Tuberculosis (TB) is winning a deadly race – this year it overtook HIV as the world’s deadliest infectious disease, killing 1.5 million people annually. How has a curable disease won such a title? One reason is the gaps that exist in the TB response.
In the second edition of the Out of Step report, Médecins Sans Frontières (MSF) and the Stop TB Partnership highlight critical gaps in TB policies. National policy review is important, as these policies reflect each country’s ambition for defeating TB. With out of date policies that do not reflect the current international recommendations, can TB really be tackled head on? Out of Step shows policy gaps in diagnosis and treatment of all forms of TB, models of care, and the drug regulatory environment. More positively, it also reveals where countries have updated their policies to reflect current best practice.
Diagnosis
According to the World Health Organization (WHO), in 2014, only one in four of the estimated 480,000 people with a new multidrug-resistant (MDR) infection received a diagnosis. This unacceptably low figure is likewise reflected in the lack of policies updated to reflect new diagnostic tools. Of the 24 countries surveyed in Out of Step, just eight recommended rapid molecular tests for all people with presumptive TB, five recommended Xpert MTB/RIF to be used for paediatric TB diagnosis, and only four recommended the use of Xpert MTB/RIF for extra-pulmonary TB.
Treatment and models of care
Unfortunately, the picture for treatment policies is similarly poor. For drug-sensitive TB (DS-TB) treatment, existing policies could promote the generation of drug resistance. Six countries recommend intermittent treatment for DS-TB and 14 countries recommend the Category II re-treatment regimen despite WHO’s recommendation to phase it out in 2010. Compulsory hospitalisation continues; nine countries still require compulsory hospitalisation for MDR-TB. The good news is that countries are moving to change this approach; Russia and Uzbekistan were surveyed last year and now discourage compulsory hospitalisation.
Drug regulation
Despite WHO’s timely policy guidance on the use of the two new TB drugs bedaquiline and delamanid, few of the people with extensively drug-resistant (XDR), pre-XDR, and MDR TB who would benefit from their use have had access to them. As of November 2015, only around 3000 people had access to bedaquiline and only around 100 patients globally had access to delamanid outside of clinical trials. Only 11 countries have national guidelines on bedaquiline use, and just four have guidelines for delamanid. As an interim step, 15 of the countries surveyed have made new and repurposed medicines available through compassionate-use programmes or other early access mechanisms. However the drugs need to be made more available. Bedaquiline (Janssen) is available to some countries through a limited donation programme. Otsuka announced a donation programme for delamanid in April 2015, but with no further details given it is currently impossible for countries to access the drug for programmatic use. Otsuka has a responsibility to ensure that there is access to delamanid for the patients who desperately need new treatment options.
Funding
The Out of Step report highlights policy gaps at a national level. The issue of gaps in international funding for TB research and development is highlighted by the Treatment Action Group in their 2015 report on TB research funding. Only with adequate investment will the plan of ending TB become a reality. There are bold and original plans to meet this challenge, for example the 3P project that proposes innovative incentive mechanisms to ensure that the drug pipeline can deliver the pan-TB regimens required.

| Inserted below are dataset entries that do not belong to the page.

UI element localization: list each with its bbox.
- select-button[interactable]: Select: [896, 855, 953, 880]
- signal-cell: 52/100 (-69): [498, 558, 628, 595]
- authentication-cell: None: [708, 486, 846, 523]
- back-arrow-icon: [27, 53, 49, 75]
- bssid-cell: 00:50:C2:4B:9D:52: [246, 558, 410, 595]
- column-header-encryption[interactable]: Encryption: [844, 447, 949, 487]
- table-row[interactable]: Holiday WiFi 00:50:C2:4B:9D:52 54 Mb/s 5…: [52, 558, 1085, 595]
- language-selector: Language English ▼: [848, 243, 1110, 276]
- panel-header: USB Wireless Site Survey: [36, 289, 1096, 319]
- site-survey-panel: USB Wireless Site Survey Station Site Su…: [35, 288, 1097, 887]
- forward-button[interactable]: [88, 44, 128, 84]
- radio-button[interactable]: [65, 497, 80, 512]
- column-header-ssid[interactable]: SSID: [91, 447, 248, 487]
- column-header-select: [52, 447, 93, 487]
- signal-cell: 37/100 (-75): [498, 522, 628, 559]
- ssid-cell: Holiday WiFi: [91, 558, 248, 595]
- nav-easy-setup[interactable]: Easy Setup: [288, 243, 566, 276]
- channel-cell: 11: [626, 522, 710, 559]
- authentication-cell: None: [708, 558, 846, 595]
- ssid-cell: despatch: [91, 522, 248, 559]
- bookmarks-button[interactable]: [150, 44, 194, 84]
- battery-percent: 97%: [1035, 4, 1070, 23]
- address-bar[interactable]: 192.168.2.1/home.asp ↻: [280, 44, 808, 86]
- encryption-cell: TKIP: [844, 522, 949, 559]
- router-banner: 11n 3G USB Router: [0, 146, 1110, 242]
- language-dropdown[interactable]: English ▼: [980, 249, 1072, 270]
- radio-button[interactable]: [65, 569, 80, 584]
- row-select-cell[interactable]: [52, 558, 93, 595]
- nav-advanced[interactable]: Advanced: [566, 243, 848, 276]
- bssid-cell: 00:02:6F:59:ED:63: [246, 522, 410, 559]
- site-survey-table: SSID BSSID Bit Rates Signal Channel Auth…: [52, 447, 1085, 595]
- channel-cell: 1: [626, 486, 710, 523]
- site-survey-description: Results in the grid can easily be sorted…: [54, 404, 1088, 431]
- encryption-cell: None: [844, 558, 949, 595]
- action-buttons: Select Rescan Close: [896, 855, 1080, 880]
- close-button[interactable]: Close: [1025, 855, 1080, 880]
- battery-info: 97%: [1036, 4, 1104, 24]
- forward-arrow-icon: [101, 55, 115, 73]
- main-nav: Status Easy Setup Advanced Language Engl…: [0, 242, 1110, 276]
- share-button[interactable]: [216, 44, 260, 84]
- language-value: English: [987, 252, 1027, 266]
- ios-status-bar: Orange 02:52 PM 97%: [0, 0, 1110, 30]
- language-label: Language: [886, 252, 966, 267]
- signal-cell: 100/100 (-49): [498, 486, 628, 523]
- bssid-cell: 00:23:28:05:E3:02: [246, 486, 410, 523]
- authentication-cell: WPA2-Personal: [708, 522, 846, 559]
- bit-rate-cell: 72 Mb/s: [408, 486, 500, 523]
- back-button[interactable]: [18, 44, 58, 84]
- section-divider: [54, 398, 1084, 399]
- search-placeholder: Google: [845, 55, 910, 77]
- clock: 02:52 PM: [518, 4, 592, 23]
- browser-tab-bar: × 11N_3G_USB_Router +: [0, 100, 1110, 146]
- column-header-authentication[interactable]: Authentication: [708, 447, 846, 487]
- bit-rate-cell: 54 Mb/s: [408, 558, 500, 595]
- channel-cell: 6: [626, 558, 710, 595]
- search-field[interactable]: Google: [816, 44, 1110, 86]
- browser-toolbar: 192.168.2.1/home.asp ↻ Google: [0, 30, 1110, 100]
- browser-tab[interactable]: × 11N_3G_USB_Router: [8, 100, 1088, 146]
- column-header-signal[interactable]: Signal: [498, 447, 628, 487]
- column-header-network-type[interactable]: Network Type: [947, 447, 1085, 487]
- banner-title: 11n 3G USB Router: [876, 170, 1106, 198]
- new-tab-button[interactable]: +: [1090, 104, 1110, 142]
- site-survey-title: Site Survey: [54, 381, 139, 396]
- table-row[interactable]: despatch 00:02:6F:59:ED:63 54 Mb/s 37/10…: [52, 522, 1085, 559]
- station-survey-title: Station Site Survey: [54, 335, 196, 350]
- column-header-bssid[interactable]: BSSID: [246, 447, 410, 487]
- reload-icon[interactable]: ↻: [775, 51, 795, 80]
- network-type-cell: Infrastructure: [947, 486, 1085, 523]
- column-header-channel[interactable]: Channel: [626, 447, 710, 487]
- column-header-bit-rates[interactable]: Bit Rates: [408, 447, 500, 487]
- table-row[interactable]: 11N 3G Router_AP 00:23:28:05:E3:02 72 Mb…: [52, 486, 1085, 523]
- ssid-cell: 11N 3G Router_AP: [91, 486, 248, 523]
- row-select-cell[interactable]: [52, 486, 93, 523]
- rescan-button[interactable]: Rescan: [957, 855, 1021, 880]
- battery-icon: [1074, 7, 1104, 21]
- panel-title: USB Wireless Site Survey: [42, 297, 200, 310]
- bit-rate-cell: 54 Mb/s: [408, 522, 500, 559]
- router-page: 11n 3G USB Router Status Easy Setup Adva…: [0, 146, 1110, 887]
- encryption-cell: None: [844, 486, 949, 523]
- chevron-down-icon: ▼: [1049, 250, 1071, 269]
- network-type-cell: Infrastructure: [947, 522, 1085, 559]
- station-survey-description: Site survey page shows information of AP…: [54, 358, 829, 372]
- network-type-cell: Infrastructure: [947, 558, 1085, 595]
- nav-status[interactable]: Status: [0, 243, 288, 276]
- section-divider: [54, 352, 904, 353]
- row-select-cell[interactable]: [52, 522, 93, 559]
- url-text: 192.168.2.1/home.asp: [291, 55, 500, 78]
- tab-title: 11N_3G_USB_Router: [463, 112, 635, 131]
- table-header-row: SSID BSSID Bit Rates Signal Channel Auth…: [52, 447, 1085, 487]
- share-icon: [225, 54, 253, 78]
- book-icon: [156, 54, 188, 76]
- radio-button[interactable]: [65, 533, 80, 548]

The challenges and the opportunities facing the global TB community are staggering. The spectre of resistant forms of TB is daunting – only half the MDR-TB and a quarter of the XDR-TB patients who began treatment in 2012 successfully completed treatment by 2014. We can no longer afford to have countries ‘out of step’ on the TB response; if we ever hope to stop TB, national policies must be brought in line with WHO recommendations and research into new tools must be funded to step up to the challenge of closing all the gaps in TB response.
Grania Brigden, TB advisor to the MSF Campaign for Access to Essential Medicines.